Proving an identity involving the alternating sum of products of binomial coefficients

Here is a combinatorial proof. Consider this question:

How many subsets of the $\{1,2,\dots,j\}$ of size $l-1$ contain all of the numbers $\{1,2,\dots,l\}$?

Obviously, the answer is zero, because there are more than $l-1$ numbers in $\{1,2,\dots,l\}$!

On the other hand, we can count this using the principle of inclusion exclusion. Take all $\binom{j}{l-1}$ subsets of size $l-1$, then for each element $h$ of $\{1,2,\dots,l\}$, subtract $\binom{j-1}{l-1}$ subsets which are missing $h$. Then add back in the doubly subtracted subsets, subtract the triply subtracted subsets, etc. The result is exactly your binomial sum.
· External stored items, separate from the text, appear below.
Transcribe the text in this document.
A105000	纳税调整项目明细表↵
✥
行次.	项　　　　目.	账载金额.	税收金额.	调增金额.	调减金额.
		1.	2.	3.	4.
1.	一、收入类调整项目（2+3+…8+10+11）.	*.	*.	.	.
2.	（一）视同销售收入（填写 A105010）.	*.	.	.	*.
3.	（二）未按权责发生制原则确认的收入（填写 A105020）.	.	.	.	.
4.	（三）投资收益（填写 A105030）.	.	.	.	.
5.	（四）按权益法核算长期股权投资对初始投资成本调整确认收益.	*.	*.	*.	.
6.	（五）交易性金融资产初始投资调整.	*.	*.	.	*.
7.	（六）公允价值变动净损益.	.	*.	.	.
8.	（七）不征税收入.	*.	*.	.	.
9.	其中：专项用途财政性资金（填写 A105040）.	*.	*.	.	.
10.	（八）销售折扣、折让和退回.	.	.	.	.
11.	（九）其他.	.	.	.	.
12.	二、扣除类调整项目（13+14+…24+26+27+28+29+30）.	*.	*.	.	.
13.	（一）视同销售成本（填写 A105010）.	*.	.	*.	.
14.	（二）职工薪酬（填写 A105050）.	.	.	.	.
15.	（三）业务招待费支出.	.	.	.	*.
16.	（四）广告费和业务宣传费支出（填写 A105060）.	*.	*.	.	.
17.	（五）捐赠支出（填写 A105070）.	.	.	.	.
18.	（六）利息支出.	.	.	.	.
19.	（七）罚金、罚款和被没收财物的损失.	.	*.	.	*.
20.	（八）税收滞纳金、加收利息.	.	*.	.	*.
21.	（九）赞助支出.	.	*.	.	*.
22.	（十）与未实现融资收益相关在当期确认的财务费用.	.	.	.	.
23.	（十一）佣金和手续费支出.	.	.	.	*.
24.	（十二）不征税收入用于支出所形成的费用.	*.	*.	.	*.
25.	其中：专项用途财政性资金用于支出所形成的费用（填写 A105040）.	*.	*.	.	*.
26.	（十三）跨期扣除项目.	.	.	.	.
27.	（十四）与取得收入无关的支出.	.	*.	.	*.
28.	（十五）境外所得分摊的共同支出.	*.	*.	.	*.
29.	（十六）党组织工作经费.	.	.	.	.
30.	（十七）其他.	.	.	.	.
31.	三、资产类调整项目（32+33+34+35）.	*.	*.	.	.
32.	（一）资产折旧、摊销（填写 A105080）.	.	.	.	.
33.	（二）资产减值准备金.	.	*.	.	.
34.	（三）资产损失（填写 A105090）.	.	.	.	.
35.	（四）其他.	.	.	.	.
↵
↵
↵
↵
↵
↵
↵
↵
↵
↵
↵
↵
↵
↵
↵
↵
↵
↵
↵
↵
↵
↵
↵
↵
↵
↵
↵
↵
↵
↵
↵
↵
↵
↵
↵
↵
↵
Your induction idea should work. Using the identity you suggested, rewrite your expression as $$ \begin{align} \sum_{k=0}^l(-1)^k\binom{j-k}{l-1}\binom{l}{k}&=\sum_{k=0}^{l-1}(-1)^k\binom{j-k}{l-1}\binom{l-1}{k}+\sum_{k=1}^l(-1)^k\binom{j-k}{l-1}\binom{l-1}{k-1}\\ &=\sum_{k=0}^{l-1}(-1)^k\binom{j-k}{l-1}\binom{l-1}{k}-\sum_{k=0}^{l-1}(-1)^k\binom{j-1-k}{l-1}\binom{l-1}{k}. \end{align} $$ Now use your identity a second time, applying it to the binomial coefficient $\binom{j-k}{l-1}$ in the first sum. After cancelling some terms, you will be able to apply induction on $l$.